LA LÍNEA DE FUEGO
Recuerdo que cuando iba con mi madre a ver a mi abuelo, algunas veces teníamos que ir por él a una pulquería que parecía un chiquero. Jugaba dominó o cartas con viejos que parecían pepenadores.
Mi abuelo salía sonriente y del brazo de su hija, como si no se acordara que la dejó venir al D.F. cuando apenas tenía doce años.
Yo me quedaba afuera en la puerta a esperarlos y me daba gusto que mi madre por fin encontrara a su padre. Yo nunca había sonreído de esa forma al ver al mío, siempre fue una relación lejana y fría.
Ahora que pensaba eso, me había metido a La Línea de Fuego, es una pulcata que está casi al salir del Metro Morelos. Era temprano, me senté en la mesa más grande, aunque no esperaba a nadie ni había ido a celebrar nada. “Nada qué celebrar” era de mis frases preferidas. “Nada qué celebrar”.
Así mascando mi frase predilecta tuve que ir a la barra a pedir un caguamón y pagar de inmediato, para seguir botaneando mi optimismo forrado de azulejos verdes, como en La Línea de Fuego.
Lo mejor de acá no era el decorado; después de los precios, eran los personajes, aprendes más acá en un par de horas que en ir a terapia durante un par de años.
En una mesa de al lado estaba un cincuentón platicando con una teporocha, la cual seguro dormía en el parque de enfrente. De vez en cuando sacaba un tequila de a cuartito y se servía en un caballito. Se la iba chiquitiando.
Después llegó el basurero. Pidió un litro en bolsa y se fue a seguir la faena, Minutos después entró otro basurero, saludó de mano a todos los asistentes del frente de guerra; me dio un poco de asco darle la mano pero sería más asco no dársela. También pidió para llevar y se fue dándonos las buenas tardes.
Al rato llegó un vagabundo con tres bolsas grandes de plástico, la teporocha le ayudó a cargarlas y lo llevó hacia una mesa cerca del baño. Ella le dio la bienvenida, lo besó en la frente y gestionó su plato de frijoles con epazote. También le llevó una jarra con un litro de pulque natural, le dejó servido un vaso.
La teporocha era chaparra, con panza más grande que la mía, desgreñada y usaba tenis. Parecía que comprendía los males y dolores de la gente que llegaba a la pulcata; ella debería ser la verdadera dueña, pero la vida es injusta, tenía que dormir en un cartón bajo un puente y vomitar en sus cobijas. No merecía eso después de verla atender al “Sísí”, me dieron ganas de pasar el sombrero y juntar unos centavos para ella.

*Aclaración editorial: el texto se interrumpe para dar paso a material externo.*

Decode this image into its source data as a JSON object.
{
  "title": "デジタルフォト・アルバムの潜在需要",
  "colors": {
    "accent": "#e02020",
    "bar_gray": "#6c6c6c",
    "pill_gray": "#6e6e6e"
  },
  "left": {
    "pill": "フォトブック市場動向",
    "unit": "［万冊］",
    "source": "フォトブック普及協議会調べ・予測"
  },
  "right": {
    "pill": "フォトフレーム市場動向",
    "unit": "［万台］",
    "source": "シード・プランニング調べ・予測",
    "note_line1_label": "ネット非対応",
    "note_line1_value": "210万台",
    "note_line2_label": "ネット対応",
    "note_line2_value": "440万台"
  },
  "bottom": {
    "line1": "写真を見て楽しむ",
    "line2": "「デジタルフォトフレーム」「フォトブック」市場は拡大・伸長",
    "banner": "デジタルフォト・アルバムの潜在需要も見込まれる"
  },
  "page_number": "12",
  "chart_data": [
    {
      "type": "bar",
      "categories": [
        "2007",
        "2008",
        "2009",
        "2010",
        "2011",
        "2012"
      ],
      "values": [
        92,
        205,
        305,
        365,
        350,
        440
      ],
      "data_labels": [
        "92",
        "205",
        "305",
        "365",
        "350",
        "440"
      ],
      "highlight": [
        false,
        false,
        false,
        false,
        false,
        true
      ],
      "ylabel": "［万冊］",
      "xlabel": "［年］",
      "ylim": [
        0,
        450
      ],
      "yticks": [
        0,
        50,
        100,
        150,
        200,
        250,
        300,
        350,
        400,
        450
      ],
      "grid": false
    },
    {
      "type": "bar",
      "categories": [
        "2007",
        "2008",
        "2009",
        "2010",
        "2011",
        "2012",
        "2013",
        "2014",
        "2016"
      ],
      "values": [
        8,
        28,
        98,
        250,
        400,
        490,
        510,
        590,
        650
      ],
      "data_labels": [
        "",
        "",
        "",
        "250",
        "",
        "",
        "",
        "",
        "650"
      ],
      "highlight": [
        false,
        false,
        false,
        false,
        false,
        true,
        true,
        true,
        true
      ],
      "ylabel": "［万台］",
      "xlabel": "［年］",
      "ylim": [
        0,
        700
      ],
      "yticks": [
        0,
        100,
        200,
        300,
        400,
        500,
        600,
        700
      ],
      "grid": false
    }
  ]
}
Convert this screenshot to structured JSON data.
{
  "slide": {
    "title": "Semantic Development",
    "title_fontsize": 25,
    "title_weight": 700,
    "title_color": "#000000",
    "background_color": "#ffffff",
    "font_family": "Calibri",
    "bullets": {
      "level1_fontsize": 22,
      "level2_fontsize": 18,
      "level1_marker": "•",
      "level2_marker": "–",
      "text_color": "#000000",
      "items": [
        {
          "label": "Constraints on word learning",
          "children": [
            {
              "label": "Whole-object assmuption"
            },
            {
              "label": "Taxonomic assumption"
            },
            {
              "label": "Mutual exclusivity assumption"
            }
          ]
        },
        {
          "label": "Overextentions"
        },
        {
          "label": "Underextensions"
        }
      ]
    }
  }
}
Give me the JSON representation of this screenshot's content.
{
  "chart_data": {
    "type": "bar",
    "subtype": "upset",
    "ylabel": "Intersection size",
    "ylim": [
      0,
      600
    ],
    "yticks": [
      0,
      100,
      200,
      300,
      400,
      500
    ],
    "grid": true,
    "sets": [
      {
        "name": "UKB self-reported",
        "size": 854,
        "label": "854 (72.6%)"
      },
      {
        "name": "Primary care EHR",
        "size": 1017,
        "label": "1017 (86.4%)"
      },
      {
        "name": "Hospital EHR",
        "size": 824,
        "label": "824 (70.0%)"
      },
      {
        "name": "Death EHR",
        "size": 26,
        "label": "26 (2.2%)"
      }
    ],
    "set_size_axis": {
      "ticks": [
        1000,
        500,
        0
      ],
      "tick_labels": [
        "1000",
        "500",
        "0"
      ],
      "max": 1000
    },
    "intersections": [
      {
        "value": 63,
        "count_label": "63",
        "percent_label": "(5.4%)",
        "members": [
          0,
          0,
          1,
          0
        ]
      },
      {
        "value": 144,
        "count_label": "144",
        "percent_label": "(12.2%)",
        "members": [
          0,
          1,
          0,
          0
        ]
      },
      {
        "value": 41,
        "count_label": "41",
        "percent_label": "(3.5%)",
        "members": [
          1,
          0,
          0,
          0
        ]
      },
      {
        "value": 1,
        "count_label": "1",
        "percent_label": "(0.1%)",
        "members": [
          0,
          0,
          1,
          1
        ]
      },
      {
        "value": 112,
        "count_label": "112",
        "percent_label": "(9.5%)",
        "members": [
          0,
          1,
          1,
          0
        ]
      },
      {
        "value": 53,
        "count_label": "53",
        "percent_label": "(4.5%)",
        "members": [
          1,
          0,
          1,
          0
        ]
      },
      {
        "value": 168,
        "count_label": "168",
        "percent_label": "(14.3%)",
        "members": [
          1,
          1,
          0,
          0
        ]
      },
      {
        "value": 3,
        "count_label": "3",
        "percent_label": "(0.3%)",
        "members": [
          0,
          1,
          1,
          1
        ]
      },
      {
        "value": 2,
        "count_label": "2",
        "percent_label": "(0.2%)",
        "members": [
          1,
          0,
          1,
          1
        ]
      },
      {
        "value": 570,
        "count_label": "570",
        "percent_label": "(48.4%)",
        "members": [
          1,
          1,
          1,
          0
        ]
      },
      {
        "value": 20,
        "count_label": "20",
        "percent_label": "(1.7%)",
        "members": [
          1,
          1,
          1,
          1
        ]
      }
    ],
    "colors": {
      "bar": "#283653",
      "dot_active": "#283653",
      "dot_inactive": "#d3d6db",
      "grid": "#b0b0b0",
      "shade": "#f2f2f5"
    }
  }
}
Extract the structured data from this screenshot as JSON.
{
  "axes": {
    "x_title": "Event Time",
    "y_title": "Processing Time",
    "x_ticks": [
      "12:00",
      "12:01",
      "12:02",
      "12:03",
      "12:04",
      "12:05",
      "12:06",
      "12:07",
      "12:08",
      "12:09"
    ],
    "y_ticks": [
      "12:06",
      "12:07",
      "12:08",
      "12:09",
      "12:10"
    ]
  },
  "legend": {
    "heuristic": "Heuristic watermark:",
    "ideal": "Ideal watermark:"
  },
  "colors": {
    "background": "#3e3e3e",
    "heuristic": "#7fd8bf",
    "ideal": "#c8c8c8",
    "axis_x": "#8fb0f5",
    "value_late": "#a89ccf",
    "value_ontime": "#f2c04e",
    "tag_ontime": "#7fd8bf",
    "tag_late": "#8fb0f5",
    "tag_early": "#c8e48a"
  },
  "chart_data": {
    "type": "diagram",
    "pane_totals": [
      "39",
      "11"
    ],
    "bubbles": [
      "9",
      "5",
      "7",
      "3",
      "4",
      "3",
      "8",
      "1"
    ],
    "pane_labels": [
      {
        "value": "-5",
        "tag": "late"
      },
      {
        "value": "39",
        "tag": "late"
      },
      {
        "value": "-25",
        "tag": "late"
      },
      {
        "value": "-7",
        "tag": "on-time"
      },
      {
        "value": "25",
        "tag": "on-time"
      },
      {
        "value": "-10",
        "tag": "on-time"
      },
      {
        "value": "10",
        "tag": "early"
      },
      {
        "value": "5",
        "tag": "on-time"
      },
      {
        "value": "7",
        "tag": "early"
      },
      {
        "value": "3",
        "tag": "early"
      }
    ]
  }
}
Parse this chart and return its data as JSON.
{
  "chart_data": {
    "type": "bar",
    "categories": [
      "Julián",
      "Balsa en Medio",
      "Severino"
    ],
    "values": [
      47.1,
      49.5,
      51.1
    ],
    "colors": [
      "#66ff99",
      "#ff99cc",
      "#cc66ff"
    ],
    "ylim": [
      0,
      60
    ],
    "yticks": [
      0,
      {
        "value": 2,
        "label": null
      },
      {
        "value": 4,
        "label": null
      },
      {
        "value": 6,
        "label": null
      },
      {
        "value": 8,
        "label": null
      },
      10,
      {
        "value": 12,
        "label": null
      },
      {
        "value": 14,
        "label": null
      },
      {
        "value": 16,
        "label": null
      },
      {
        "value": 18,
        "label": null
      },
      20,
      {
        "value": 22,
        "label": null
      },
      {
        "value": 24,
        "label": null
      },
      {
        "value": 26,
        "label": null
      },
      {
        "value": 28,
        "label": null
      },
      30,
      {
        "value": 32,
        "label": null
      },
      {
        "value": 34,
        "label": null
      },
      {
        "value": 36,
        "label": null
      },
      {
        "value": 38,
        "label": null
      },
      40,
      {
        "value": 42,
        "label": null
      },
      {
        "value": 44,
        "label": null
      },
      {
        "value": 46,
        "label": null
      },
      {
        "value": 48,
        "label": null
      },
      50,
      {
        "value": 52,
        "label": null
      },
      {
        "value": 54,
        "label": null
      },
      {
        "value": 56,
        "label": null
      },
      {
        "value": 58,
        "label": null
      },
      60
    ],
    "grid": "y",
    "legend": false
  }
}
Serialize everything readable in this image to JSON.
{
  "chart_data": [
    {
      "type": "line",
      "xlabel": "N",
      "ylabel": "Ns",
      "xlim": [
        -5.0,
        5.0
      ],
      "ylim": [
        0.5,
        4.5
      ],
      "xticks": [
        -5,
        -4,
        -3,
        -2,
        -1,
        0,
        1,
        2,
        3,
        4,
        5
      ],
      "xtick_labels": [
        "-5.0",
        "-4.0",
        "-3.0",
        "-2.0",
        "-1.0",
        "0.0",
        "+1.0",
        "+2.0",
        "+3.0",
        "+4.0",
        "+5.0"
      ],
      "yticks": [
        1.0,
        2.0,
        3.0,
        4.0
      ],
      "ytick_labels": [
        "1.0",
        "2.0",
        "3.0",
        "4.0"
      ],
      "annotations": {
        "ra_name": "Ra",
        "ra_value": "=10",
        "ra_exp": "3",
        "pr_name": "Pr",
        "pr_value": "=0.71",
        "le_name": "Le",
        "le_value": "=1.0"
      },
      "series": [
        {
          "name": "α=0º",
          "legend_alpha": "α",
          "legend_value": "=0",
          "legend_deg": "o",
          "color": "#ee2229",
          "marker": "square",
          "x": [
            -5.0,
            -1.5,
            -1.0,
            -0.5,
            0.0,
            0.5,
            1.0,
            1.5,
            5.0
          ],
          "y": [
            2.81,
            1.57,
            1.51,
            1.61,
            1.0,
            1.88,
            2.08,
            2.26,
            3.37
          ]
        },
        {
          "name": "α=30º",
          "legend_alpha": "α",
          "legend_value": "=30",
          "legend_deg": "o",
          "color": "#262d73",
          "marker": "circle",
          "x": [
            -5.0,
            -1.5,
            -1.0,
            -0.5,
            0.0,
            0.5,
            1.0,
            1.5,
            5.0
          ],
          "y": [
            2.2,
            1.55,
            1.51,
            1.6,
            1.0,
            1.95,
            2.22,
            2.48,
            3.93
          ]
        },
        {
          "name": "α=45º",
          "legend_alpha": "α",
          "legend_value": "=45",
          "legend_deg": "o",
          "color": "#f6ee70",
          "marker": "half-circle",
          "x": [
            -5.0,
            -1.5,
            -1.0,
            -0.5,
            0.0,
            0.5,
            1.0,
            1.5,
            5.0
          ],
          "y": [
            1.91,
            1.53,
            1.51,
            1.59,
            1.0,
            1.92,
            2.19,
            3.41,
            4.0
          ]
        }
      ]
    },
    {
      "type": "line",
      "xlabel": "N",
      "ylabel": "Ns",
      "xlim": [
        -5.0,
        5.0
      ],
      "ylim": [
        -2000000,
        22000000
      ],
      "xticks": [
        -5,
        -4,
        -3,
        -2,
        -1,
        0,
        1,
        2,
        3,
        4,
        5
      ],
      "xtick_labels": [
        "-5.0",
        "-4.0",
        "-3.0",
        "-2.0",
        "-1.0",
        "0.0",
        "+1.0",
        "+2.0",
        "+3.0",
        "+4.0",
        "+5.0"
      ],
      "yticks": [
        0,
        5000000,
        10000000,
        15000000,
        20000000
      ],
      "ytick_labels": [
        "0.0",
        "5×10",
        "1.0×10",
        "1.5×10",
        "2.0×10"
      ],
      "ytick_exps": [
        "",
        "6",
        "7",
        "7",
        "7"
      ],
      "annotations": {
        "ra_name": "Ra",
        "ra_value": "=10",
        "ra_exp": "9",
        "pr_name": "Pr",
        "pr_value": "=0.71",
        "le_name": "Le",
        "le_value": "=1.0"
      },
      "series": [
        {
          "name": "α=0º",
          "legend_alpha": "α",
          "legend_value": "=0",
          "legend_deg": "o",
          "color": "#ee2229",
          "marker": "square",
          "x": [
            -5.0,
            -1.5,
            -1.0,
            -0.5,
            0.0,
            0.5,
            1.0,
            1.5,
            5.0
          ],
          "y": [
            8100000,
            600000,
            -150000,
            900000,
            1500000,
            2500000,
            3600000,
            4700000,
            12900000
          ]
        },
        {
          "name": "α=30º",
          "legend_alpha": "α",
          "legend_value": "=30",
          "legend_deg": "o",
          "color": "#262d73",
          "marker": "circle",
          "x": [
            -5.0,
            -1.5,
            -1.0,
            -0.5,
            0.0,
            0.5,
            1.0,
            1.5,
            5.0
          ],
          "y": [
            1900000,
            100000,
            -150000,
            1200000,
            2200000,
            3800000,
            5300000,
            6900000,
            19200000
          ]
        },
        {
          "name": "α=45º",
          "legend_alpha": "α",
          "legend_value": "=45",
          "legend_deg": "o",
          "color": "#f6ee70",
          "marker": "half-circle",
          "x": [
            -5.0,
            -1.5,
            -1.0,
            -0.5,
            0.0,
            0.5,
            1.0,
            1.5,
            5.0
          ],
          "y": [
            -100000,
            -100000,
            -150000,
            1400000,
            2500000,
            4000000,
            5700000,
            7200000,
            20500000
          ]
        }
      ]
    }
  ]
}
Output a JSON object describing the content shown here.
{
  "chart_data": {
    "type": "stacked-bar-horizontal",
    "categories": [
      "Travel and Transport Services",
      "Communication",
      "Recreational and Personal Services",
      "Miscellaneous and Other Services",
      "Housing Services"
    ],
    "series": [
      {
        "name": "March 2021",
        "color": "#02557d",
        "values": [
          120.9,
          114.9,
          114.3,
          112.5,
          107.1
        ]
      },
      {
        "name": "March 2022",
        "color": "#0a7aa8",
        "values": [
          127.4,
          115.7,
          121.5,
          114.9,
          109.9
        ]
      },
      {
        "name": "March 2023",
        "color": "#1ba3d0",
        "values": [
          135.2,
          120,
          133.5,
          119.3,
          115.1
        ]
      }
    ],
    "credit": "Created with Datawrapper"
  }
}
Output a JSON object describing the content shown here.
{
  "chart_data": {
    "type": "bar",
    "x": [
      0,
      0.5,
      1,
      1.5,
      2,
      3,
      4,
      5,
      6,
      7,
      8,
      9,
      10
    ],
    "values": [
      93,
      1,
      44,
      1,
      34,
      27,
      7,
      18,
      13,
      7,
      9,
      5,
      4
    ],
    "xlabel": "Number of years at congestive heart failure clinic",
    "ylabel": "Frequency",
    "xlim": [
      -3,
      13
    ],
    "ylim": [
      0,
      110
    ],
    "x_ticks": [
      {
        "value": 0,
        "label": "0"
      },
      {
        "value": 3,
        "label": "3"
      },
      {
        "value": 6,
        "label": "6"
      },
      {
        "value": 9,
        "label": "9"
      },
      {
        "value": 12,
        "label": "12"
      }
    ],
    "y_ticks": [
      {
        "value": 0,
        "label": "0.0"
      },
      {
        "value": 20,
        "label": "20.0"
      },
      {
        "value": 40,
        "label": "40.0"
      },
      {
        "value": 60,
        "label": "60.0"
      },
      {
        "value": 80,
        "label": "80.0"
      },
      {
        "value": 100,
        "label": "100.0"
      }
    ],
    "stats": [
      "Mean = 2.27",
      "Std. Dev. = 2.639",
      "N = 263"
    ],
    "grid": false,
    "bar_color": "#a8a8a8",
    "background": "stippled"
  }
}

Después entendí que seguro su actitud servicial se debía que había sido militante de doble A, y se le había quedado el hábito de servir café y llevar ceniceros. Pero ¡quién no iba a querer al “Sísi”! Pinche loco adorable, se la pasó mascullando, hablando a solas, sin molestar a nadie, comiendo frijoles como si fuera caviar y rascándose su calva para que callera un poco de caspa en su plato.
Fui al baño y pasé a propósito cerca del “Sísi”, estaba seguro que iba a apestar a aliento citadino, pero no olía mal, sólo escuché que, como si fuera una mosca lamiéndose sus patas, repetía: sí, sí, sí, sí, sí… Al regresar había un nuevo cliente.
El nuevo era un tipo débil, carne del Escuadrón de la Muerte, de cuerpo acabado, nariz en diagonal y molida a banquetazos. Bebió medio litro de pulque pagado con monedas de cincuenta centavos. Estuvo silencioso, viendo su vaso; se fue en cuanto terminó de beberlo. Sus costras en la cara le daban un sombreado como si fuera un personaje hecho en una computadora para un cómic.
Me paré a la rockola y puse unas rolas de los Doors, Riders on the storm, era un buen soundtrack para terminar mi tercer caguama.
La línea de fuego me hizo darme cuenta que yo era todos esos personajes que entraron y que me sorprendieron. Los espejos en esos lugares sobran. La teporocha por noble; el “Sísí” por imbécil, loco y hermoso; el basurero por mi vida que recojo a cada paso. El andrajoso con costras era mi futuro.
Bienvenido, no hay “nada qué celebrar”, sólo bebe despacio.